Spanish Cheeses

Appears in
Oxford Companion to Food

By Alan Davidson

Published 2014

  • About

Spanish cheeses exemplified to the outside world by manchego, one of the finest sheep’s cheeses to be found anywhere, exist in a bewildering number of forms. The Inventario español de productos tradicionales (1996) lists 93, while specialists usually reckon there are over a hundred. The reason is that in most parts of Spain and also, to some extent, in Portugal, there are very strong traditions of local artisanal cheese-making which continue to display great vitality. The Spanish for cheese is queso, and the full name of many cheeses begin with that word, e.g. queso Manchego. A high proportion of Spanish cheeses, especially those from the centre and south, are made with sheep’s milk or goat’s milk, or a mixture of two. Many have interesting shapes due to ingenious moulding.

  • Cabrales, one of the few blue cheeses of Spain, is made in the mountain farms of the Asturias from cow’s milk, sometimes mixed with ewe’s or goat’s milk. It has been described as similar to roquefort. The dried curd is transferred to an horreo (granary or storehouse on raised stilts typical in NW Spain and N. Portugal) until the blue mould appears, when the cheeses are taken to the famous cave of Jouz del Cuevo to complete their maturation.

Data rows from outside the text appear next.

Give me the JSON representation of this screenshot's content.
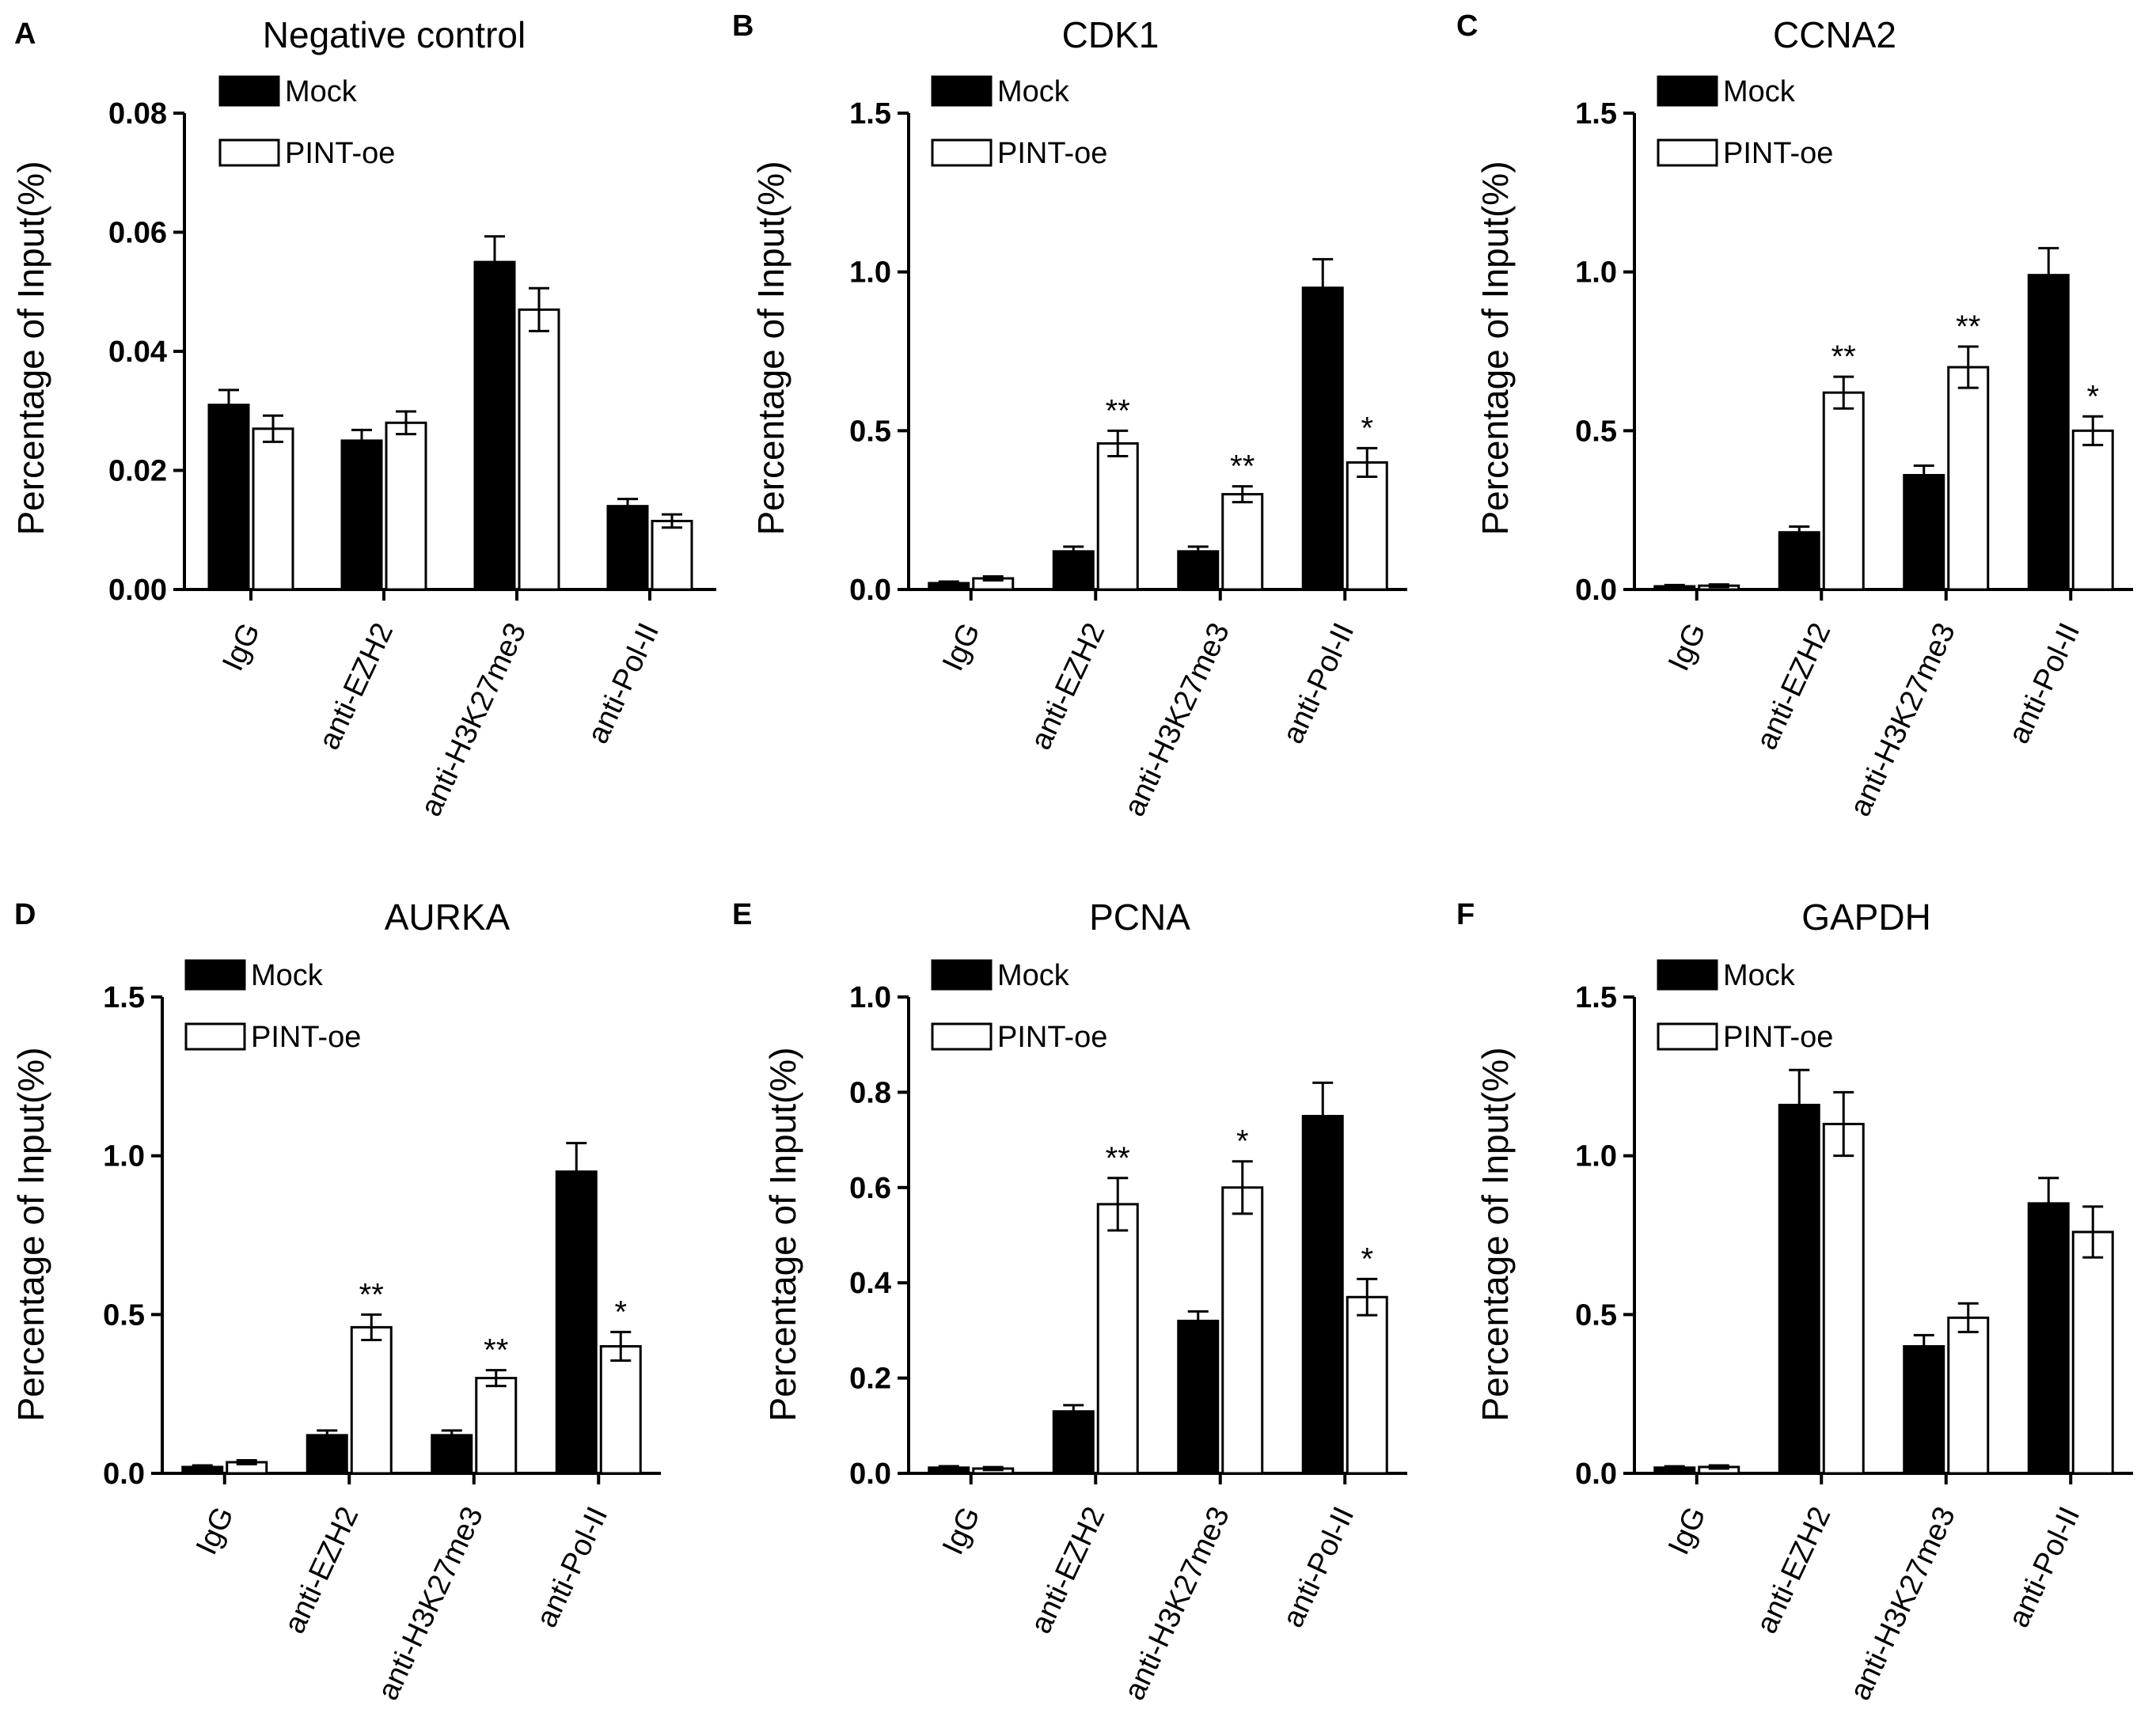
{
  "figure": {
    "legend": {
      "mock": "Mock",
      "oe": "PINT-oe"
    },
    "colors": {
      "mock": "#000000",
      "oe": "#ffffff",
      "stroke": "#000000"
    }
  },
  "chart_data": [
    {
      "panel": "A",
      "type": "bar",
      "title": "Negative control",
      "xlabel": "",
      "ylabel": "Percentage of Input(%)",
      "ylim": [
        0,
        0.08
      ],
      "yticks": [
        "0.00",
        "0.02",
        "0.04",
        "0.06",
        "0.08"
      ],
      "ytick_values": [
        0,
        0.02,
        0.04,
        0.06,
        0.08
      ],
      "categories": [
        "IgG",
        "anti-EZH2",
        "anti-H3K27me3",
        "anti-Pol-II"
      ],
      "series": [
        {
          "name": "Mock",
          "values": [
            0.031,
            0.025,
            0.055,
            0.014
          ],
          "errors": [
            0.0025,
            0.0018,
            0.0043,
            0.0012
          ],
          "sig": [
            "",
            "",
            "",
            ""
          ]
        },
        {
          "name": "PINT-oe",
          "values": [
            0.027,
            0.028,
            0.047,
            0.0115
          ],
          "errors": [
            0.0022,
            0.0019,
            0.0036,
            0.0011
          ],
          "sig": [
            "",
            "",
            "",
            ""
          ]
        }
      ]
    },
    {
      "panel": "B",
      "type": "bar",
      "title": "CDK1",
      "xlabel": "",
      "ylabel": "Percentage of Input(%)",
      "ylim": [
        0,
        1.5
      ],
      "yticks": [
        "0.0",
        "0.5",
        "1.0",
        "1.5"
      ],
      "ytick_values": [
        0,
        0.5,
        1.0,
        1.5
      ],
      "categories": [
        "IgG",
        "anti-EZH2",
        "anti-H3K27me3",
        "anti-Pol-II"
      ],
      "series": [
        {
          "name": "Mock",
          "values": [
            0.02,
            0.12,
            0.12,
            0.95
          ],
          "errors": [
            0.005,
            0.015,
            0.015,
            0.09
          ],
          "sig": [
            "",
            "",
            "",
            ""
          ]
        },
        {
          "name": "PINT-oe",
          "values": [
            0.035,
            0.46,
            0.3,
            0.4
          ],
          "errors": [
            0.006,
            0.04,
            0.025,
            0.045
          ],
          "sig": [
            "",
            "**",
            "**",
            "*"
          ]
        }
      ]
    },
    {
      "panel": "C",
      "type": "bar",
      "title": "CCNA2",
      "xlabel": "",
      "ylabel": "Percentage of Input(%)",
      "ylim": [
        0,
        1.5
      ],
      "yticks": [
        "0.0",
        "0.5",
        "1.0",
        "1.5"
      ],
      "ytick_values": [
        0,
        0.5,
        1.0,
        1.5
      ],
      "categories": [
        "IgG",
        "anti-EZH2",
        "anti-H3K27me3",
        "anti-Pol-II"
      ],
      "series": [
        {
          "name": "Mock",
          "values": [
            0.01,
            0.18,
            0.36,
            0.99
          ],
          "errors": [
            0.004,
            0.018,
            0.03,
            0.085
          ],
          "sig": [
            "",
            "",
            "",
            ""
          ]
        },
        {
          "name": "PINT-oe",
          "values": [
            0.012,
            0.62,
            0.7,
            0.5
          ],
          "errors": [
            0.004,
            0.05,
            0.065,
            0.045
          ],
          "sig": [
            "",
            "**",
            "**",
            "*"
          ]
        }
      ]
    },
    {
      "panel": "D",
      "type": "bar",
      "title": "AURKA",
      "xlabel": "",
      "ylabel": "Percentage of Input(%)",
      "ylim": [
        0,
        1.5
      ],
      "yticks": [
        "0.0",
        "0.5",
        "1.0",
        "1.5"
      ],
      "ytick_values": [
        0,
        0.5,
        1.0,
        1.5
      ],
      "categories": [
        "IgG",
        "anti-EZH2",
        "anti-H3K27me3",
        "anti-Pol-II"
      ],
      "series": [
        {
          "name": "Mock",
          "values": [
            0.02,
            0.12,
            0.12,
            0.95
          ],
          "errors": [
            0.005,
            0.015,
            0.015,
            0.09
          ],
          "sig": [
            "",
            "",
            "",
            ""
          ]
        },
        {
          "name": "PINT-oe",
          "values": [
            0.035,
            0.46,
            0.3,
            0.4
          ],
          "errors": [
            0.006,
            0.04,
            0.025,
            0.045
          ],
          "sig": [
            "",
            "**",
            "**",
            "*"
          ]
        }
      ]
    },
    {
      "panel": "E",
      "type": "bar",
      "title": "PCNA",
      "xlabel": "",
      "ylabel": "Percentage of Input(%)",
      "ylim": [
        0,
        1.0
      ],
      "yticks": [
        "0.0",
        "0.2",
        "0.4",
        "0.6",
        "0.8",
        "1.0"
      ],
      "ytick_values": [
        0,
        0.2,
        0.4,
        0.6,
        0.8,
        1.0
      ],
      "categories": [
        "IgG",
        "anti-EZH2",
        "anti-H3K27me3",
        "anti-Pol-II"
      ],
      "series": [
        {
          "name": "Mock",
          "values": [
            0.012,
            0.13,
            0.32,
            0.75
          ],
          "errors": [
            0.003,
            0.013,
            0.02,
            0.07
          ],
          "sig": [
            "",
            "",
            "",
            ""
          ]
        },
        {
          "name": "PINT-oe",
          "values": [
            0.01,
            0.565,
            0.6,
            0.37
          ],
          "errors": [
            0.003,
            0.055,
            0.055,
            0.038
          ],
          "sig": [
            "",
            "**",
            "*",
            "*"
          ]
        }
      ]
    },
    {
      "panel": "F",
      "type": "bar",
      "title": "GAPDH",
      "xlabel": "",
      "ylabel": "Percentage of Input(%)",
      "ylim": [
        0,
        1.5
      ],
      "yticks": [
        "0.0",
        "0.5",
        "1.0",
        "1.5"
      ],
      "ytick_values": [
        0,
        0.5,
        1.0,
        1.5
      ],
      "categories": [
        "IgG",
        "anti-EZH2",
        "anti-H3K27me3",
        "anti-Pol-II"
      ],
      "series": [
        {
          "name": "Mock",
          "values": [
            0.018,
            1.16,
            0.4,
            0.85
          ],
          "errors": [
            0.004,
            0.11,
            0.035,
            0.08
          ],
          "sig": [
            "",
            "",
            "",
            ""
          ]
        },
        {
          "name": "PINT-oe",
          "values": [
            0.02,
            1.1,
            0.49,
            0.76
          ],
          "errors": [
            0.005,
            0.1,
            0.045,
            0.08
          ],
          "sig": [
            "",
            "",
            "",
            ""
          ]
        }
      ]
    }
  ]
}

  • Cabreiro, one of the mixed goat’s and sheep’s milk cheeses, smooth and white, comes from Castelo Branco near the Portuguese frontier. Eaten fresh or ripened in brine.

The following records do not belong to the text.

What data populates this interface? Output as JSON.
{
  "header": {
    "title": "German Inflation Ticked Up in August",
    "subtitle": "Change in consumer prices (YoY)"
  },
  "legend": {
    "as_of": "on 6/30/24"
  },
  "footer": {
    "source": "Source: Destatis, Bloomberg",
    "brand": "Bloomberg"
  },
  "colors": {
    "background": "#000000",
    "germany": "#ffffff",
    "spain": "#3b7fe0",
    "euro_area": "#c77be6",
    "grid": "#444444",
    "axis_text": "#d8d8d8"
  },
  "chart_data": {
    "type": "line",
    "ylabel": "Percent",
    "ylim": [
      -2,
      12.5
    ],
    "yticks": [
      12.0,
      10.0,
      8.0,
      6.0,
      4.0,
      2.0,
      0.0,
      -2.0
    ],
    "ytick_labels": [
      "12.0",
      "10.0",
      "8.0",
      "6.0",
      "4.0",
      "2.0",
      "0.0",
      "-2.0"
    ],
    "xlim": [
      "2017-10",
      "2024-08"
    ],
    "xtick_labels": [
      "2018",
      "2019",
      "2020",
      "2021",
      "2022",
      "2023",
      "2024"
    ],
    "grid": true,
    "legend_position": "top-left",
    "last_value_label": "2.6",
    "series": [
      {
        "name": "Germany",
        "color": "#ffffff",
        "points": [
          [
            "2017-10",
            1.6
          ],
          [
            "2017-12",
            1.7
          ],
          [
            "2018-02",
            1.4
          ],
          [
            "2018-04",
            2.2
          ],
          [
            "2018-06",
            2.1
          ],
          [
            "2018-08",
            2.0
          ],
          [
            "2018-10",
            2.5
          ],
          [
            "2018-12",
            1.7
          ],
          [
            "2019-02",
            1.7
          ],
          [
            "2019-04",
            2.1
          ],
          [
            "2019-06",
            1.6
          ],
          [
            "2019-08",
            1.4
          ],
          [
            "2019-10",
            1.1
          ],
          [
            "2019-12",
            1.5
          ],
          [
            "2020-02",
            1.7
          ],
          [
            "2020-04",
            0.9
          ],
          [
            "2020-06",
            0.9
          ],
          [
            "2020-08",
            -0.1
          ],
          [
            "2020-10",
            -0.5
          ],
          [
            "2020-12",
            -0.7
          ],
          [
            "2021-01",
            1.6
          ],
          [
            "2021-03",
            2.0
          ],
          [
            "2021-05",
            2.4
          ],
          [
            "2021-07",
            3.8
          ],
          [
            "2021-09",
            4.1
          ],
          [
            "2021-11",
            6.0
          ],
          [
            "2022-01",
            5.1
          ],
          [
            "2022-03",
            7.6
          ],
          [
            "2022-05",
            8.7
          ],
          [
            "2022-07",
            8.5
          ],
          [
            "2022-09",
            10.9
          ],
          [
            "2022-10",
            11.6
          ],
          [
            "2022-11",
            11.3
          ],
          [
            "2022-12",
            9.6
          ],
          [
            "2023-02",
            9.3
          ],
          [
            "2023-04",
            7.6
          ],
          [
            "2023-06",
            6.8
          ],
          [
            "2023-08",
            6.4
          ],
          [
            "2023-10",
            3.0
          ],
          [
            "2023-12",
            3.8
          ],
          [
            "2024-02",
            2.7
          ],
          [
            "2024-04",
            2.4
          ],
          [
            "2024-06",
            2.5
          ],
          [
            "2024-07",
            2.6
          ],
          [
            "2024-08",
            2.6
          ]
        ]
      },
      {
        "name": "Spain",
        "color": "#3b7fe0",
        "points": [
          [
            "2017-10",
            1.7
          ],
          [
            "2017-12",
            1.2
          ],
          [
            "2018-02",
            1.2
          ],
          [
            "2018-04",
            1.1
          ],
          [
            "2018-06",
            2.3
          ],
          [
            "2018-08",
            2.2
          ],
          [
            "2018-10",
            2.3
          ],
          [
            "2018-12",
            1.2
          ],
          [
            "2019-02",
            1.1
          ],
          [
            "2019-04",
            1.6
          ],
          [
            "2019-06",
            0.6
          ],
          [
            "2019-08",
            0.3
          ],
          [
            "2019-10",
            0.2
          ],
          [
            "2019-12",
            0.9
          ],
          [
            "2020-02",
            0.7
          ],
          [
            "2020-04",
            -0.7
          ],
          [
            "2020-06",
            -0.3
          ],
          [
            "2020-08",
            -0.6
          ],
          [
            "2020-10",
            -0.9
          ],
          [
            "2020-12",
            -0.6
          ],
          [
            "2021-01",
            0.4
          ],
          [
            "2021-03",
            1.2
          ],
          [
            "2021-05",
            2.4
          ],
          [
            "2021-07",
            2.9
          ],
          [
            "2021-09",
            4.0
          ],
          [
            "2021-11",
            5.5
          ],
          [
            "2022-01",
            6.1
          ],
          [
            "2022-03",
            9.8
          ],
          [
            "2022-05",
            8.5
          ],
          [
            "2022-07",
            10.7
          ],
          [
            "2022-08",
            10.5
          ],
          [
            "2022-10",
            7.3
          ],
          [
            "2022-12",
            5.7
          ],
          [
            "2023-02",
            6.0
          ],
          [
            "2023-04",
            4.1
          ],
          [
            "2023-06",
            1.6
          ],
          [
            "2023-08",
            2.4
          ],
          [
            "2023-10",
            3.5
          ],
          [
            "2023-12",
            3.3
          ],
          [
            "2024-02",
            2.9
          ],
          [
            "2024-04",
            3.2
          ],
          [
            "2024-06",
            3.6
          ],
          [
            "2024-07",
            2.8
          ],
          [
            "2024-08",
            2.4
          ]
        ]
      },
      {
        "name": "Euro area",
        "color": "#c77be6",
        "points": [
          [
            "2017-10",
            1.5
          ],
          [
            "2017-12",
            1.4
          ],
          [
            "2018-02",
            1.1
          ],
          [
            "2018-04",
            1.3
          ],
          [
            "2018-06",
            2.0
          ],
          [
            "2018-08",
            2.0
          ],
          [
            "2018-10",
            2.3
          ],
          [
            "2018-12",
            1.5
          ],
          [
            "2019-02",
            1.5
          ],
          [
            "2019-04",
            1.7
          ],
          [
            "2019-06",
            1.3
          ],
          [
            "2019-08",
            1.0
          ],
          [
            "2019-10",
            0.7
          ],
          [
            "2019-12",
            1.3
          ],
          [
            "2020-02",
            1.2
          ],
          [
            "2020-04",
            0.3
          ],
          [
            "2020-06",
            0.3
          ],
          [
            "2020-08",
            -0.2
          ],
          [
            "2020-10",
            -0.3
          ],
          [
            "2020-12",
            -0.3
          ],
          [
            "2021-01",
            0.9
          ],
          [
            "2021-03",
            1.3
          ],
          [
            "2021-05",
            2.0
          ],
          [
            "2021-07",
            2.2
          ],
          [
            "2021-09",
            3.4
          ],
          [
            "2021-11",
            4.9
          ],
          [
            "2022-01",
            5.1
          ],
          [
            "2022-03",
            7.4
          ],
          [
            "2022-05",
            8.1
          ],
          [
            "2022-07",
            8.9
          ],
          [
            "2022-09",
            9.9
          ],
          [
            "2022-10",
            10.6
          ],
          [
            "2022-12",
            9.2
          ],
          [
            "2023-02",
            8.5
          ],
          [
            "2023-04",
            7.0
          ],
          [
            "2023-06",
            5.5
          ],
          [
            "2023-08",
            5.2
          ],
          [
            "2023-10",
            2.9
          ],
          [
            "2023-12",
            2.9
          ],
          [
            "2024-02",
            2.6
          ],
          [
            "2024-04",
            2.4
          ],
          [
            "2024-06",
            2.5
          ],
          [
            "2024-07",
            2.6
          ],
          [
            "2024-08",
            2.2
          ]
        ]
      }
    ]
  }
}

  • Roncal, a hard cheese with a smoky, piquant flavour, is made from ewe’s milk in the valley of Roncal in Navarra in the summer.

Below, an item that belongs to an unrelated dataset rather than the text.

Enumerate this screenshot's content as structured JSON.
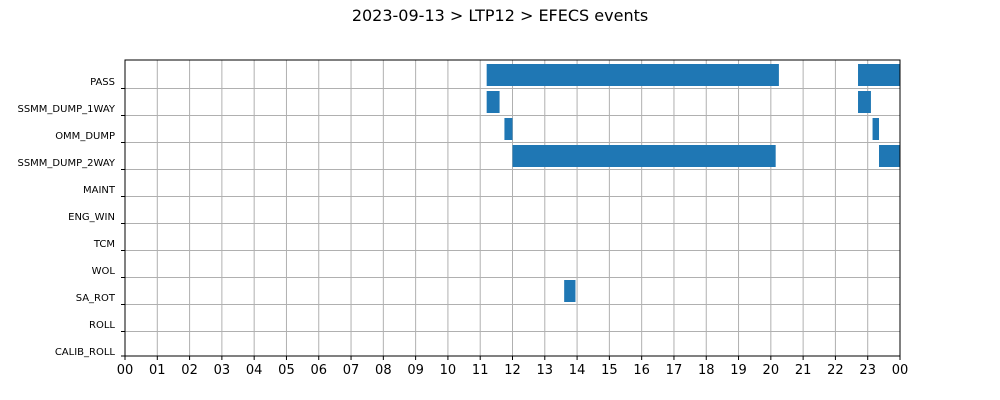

  • Cebrero is a good example of the Galician cheeses, most of which are made from cow’s milk. The shape, resembling a thick-stalked mushroom with a concave cap, is unusual.

  • Tetilla, a name meaning nipple or teat, is another Galician cheese. It is also known as perilla because its shape, derived from the wooden mould in which it is made, could be likened to a flattened pear as well as to a breast. Has a clean salty taste.

  • Torta de Casar is made in Extremadura. It is one of a group of sheep’s milk cheeses made with thistle-rennet, which helps give the creaminess. The cheese is spooned out after a lid is cut in the rind.